Volume 4,Issue 3
Digital Mediation and Multilingual Ecological Restructuring in Hainan: From Layered Equilibrium to Platform-Induced Hierarchy
This article examines how digital platform infrastructures restructure multilingual ecologies in frontier regions, using Hainan Island as a case study. Historically, Hainan sustained a layered multilingual equilibrium in which Hlai (Li), Hainanese (Southern Min), and Mandarin occupied differentiated social domains. Functional specialization and spatial segmentation enabled asymmetrical yet stable coexistence without large-scale structural convergence. However, the rise of digitally mediated communication introduces a qualitatively distinct organizing principle.
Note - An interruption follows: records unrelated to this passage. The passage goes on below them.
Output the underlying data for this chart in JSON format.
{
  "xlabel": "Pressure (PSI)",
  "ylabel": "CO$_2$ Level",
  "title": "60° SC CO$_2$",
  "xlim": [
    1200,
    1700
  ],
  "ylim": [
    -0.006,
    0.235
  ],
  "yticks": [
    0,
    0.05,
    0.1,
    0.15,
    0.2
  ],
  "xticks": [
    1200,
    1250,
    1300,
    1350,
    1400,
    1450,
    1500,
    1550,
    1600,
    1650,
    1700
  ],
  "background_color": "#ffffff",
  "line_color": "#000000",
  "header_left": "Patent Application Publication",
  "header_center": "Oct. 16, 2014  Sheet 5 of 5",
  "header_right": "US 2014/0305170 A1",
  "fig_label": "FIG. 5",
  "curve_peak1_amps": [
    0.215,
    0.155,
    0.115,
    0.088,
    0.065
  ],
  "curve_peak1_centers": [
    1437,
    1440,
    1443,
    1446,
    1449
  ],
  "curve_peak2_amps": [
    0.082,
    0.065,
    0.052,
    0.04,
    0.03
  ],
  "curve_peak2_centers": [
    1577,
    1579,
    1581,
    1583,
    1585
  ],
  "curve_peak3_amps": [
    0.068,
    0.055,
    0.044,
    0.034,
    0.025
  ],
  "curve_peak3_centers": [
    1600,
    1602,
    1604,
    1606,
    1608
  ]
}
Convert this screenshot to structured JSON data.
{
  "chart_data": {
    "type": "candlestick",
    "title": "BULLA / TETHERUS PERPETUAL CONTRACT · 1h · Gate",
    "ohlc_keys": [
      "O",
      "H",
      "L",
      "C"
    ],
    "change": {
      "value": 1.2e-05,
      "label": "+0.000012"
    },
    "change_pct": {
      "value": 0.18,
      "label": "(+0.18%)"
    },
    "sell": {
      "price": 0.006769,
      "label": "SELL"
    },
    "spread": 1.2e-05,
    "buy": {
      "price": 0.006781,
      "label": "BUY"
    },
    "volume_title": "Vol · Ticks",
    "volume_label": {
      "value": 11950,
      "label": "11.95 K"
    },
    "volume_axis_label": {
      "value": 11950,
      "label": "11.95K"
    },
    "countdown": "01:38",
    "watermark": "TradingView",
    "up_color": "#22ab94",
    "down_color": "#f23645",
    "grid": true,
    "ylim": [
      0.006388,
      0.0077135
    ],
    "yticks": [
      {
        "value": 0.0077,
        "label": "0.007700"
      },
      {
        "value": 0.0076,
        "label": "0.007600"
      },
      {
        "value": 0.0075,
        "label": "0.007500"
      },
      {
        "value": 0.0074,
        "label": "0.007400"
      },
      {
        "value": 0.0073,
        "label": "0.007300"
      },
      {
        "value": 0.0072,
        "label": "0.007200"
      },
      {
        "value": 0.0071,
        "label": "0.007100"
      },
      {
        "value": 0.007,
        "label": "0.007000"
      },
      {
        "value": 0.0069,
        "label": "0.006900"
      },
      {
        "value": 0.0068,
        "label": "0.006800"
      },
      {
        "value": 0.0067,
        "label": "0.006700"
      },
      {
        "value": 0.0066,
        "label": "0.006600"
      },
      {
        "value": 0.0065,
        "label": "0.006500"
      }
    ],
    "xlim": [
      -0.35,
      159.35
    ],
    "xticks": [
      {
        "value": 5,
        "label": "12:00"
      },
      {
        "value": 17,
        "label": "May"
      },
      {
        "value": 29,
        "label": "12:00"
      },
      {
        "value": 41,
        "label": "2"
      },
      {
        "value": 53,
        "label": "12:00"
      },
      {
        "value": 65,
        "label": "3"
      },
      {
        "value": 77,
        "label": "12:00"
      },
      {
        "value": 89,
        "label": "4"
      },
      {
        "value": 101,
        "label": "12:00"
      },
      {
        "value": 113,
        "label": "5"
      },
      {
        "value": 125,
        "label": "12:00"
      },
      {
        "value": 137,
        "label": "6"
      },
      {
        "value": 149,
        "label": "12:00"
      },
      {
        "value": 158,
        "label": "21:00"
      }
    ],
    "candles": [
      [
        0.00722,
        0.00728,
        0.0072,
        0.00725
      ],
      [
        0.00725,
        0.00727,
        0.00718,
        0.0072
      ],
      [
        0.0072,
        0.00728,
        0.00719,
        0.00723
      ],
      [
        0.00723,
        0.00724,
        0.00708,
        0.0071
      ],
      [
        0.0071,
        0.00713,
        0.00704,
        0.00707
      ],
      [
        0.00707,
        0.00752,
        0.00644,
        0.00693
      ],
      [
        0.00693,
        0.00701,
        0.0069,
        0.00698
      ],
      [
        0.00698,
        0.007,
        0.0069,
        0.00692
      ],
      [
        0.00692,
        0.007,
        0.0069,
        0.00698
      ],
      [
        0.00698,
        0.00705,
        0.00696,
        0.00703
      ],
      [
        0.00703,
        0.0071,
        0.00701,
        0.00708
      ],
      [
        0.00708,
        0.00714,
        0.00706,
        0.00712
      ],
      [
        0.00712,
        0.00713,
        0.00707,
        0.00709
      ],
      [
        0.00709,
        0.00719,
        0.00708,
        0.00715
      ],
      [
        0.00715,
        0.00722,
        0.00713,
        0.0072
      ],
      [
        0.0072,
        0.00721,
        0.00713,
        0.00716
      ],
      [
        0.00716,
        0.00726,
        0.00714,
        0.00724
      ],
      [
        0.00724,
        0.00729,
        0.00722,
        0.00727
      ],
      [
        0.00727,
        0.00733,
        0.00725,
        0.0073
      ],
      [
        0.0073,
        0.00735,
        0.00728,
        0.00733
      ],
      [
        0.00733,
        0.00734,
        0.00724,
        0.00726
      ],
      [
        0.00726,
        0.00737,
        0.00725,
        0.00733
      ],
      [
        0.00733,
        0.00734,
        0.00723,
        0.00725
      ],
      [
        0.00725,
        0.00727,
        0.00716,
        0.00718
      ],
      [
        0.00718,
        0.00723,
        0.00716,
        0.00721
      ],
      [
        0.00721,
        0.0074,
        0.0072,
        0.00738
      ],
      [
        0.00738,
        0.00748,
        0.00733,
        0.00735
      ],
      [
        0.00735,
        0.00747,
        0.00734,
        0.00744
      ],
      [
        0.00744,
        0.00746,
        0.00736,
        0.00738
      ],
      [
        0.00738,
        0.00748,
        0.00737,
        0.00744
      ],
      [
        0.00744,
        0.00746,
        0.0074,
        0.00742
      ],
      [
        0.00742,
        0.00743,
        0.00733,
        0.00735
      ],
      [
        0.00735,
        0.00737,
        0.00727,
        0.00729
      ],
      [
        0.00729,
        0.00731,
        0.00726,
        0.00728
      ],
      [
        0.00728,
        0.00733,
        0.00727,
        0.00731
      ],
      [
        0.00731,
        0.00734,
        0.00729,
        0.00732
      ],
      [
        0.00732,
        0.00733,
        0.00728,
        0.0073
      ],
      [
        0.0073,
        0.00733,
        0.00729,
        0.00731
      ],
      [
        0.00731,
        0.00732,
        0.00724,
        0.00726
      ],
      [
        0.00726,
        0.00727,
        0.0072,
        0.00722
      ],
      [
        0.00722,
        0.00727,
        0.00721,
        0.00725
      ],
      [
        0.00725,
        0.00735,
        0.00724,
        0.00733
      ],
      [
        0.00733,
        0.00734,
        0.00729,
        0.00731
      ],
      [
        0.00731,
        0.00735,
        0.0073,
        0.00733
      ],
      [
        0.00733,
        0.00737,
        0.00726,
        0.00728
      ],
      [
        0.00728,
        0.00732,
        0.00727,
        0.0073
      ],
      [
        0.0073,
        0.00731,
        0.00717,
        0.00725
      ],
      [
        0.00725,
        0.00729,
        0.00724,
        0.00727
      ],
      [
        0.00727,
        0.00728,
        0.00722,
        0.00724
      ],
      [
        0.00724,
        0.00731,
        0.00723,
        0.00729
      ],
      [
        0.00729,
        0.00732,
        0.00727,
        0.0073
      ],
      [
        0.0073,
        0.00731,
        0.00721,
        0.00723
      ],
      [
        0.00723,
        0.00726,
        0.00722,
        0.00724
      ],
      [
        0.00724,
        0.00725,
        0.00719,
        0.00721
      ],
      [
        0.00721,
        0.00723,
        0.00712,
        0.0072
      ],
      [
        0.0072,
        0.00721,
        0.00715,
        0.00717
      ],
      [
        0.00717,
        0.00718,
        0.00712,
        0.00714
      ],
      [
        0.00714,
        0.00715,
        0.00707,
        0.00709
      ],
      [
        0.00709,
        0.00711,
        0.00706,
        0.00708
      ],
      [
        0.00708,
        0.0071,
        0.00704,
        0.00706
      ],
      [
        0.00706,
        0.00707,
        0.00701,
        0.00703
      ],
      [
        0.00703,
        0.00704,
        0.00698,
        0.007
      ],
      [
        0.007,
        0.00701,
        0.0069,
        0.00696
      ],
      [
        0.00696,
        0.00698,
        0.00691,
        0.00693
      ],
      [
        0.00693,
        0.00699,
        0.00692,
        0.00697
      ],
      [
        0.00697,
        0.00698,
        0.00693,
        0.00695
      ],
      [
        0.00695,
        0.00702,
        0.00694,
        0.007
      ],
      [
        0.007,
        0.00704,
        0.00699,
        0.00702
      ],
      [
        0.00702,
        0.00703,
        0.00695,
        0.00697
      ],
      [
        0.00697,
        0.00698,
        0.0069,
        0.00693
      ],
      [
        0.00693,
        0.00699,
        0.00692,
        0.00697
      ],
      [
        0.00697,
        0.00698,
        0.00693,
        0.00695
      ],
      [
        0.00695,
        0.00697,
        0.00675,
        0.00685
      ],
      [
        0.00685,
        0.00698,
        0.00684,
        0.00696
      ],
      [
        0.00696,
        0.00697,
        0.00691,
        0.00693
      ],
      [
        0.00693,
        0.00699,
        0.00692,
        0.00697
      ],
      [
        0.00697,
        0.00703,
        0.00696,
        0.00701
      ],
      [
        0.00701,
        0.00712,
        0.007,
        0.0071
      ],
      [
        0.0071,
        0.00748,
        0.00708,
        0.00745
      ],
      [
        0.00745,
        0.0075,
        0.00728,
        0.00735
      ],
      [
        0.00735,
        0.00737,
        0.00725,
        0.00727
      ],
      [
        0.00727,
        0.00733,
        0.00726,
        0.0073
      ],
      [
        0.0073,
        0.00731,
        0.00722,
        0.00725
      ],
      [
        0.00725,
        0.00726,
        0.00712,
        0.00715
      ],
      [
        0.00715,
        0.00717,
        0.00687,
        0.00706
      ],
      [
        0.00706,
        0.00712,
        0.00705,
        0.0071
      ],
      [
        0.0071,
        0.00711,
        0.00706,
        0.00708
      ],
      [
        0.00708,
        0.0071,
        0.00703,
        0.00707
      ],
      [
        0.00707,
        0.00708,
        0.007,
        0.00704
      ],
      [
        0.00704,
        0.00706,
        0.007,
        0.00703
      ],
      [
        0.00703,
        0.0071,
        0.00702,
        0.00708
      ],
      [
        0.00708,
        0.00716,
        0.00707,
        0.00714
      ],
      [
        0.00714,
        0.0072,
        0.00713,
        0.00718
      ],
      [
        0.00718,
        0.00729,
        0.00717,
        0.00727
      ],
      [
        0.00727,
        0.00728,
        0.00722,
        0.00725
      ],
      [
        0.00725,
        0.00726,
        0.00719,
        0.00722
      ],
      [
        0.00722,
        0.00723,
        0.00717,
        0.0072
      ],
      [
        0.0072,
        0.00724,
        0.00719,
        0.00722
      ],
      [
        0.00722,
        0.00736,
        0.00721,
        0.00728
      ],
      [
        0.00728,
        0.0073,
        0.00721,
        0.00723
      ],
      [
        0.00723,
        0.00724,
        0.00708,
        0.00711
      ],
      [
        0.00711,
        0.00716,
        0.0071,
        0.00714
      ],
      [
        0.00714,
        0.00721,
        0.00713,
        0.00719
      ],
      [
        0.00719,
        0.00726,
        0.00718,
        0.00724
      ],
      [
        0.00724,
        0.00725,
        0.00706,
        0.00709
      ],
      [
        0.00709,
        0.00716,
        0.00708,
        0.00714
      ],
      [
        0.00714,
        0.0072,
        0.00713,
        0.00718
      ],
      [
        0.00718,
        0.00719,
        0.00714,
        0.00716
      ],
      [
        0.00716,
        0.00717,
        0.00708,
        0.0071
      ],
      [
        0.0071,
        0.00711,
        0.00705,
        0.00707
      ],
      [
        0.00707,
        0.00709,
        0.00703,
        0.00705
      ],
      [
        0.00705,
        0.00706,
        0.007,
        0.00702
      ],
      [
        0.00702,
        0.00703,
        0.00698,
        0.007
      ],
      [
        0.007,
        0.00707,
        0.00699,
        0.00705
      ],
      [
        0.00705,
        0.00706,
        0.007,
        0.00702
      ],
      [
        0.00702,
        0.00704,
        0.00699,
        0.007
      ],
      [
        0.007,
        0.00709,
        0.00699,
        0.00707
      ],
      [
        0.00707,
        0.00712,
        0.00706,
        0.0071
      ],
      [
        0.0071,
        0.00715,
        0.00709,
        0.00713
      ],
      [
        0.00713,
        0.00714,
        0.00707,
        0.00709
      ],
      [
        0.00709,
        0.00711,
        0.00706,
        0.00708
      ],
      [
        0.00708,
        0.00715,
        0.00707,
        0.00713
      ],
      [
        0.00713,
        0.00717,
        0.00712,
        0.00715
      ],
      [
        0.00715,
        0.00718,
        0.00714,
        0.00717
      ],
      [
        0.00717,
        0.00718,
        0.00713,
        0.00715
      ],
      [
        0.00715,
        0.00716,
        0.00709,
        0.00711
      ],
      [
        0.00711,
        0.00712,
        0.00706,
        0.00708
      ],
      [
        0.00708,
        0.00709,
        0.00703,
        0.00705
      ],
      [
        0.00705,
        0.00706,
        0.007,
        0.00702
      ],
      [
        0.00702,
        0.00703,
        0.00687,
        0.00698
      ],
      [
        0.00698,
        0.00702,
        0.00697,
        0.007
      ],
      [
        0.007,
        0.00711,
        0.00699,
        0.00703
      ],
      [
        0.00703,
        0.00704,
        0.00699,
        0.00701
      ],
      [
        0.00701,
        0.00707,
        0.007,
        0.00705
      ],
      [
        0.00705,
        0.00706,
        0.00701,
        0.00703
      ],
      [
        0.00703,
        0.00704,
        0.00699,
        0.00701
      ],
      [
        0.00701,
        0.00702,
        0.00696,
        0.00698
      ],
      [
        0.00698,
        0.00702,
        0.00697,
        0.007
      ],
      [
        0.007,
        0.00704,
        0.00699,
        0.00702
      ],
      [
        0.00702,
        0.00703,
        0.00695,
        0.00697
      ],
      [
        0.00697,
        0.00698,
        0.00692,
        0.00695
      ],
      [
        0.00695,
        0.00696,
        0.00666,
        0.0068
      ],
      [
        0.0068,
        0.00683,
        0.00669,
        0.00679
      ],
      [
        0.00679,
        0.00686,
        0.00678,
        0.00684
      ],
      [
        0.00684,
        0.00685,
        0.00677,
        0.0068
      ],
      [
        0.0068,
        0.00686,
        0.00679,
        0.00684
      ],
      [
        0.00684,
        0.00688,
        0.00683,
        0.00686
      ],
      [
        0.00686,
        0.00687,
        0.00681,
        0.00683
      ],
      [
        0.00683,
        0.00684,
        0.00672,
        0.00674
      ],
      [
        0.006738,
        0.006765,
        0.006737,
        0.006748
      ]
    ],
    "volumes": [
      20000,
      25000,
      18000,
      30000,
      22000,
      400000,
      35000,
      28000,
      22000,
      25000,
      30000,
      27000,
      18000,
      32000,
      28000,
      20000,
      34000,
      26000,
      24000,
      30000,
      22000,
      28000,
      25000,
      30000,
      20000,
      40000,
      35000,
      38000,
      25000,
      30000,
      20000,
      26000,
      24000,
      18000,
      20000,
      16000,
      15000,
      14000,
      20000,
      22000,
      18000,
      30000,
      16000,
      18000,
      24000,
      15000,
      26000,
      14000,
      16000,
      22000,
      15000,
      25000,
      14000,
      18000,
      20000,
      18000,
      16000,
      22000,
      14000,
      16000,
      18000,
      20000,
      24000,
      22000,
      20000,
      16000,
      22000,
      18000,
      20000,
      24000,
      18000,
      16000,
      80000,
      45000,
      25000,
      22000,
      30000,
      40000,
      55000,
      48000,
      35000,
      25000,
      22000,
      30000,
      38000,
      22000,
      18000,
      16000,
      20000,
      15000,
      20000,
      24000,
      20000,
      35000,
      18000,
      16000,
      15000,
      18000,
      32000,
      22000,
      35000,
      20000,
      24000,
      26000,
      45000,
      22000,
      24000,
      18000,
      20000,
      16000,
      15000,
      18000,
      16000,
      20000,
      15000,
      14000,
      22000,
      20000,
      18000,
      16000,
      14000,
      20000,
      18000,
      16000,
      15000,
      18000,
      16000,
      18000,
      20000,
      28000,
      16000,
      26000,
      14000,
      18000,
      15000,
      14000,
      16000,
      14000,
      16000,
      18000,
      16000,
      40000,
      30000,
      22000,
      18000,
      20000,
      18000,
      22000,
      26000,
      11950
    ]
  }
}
Rather than distributing linguistic authority across socially negotiated domains, digital platforms centralize visibility through interface design, algorithmic amplification, and technological standardization. Drawing on sociolinguistic scaling theory and platform studies, this study proposes the Digital Multilingual Ecological Shift Model (DMESM), which conceptualizes the transition from domain-based equilibrium to platform-induced hierarchy. The analysis demonstrates that minority languages such as Hlai face cumulative infrastructural constraints, including limited orthographic standardization, lack of input system integration, and reduced algorithmic visibility. As governance, commerce, and education increasingly migrate online, linguistic vitality becomes dependent not only on intergenerational transmission but on infrastructural embedding. The findings suggest that digitalization constitutes structural ecological reordering rather than communicative expansion. The model offers a framework for analyzing digitally mediated multilingual inequality beyond the Hainan context and contributes to the theoretical extension of contact linguistics into the era of platform governance.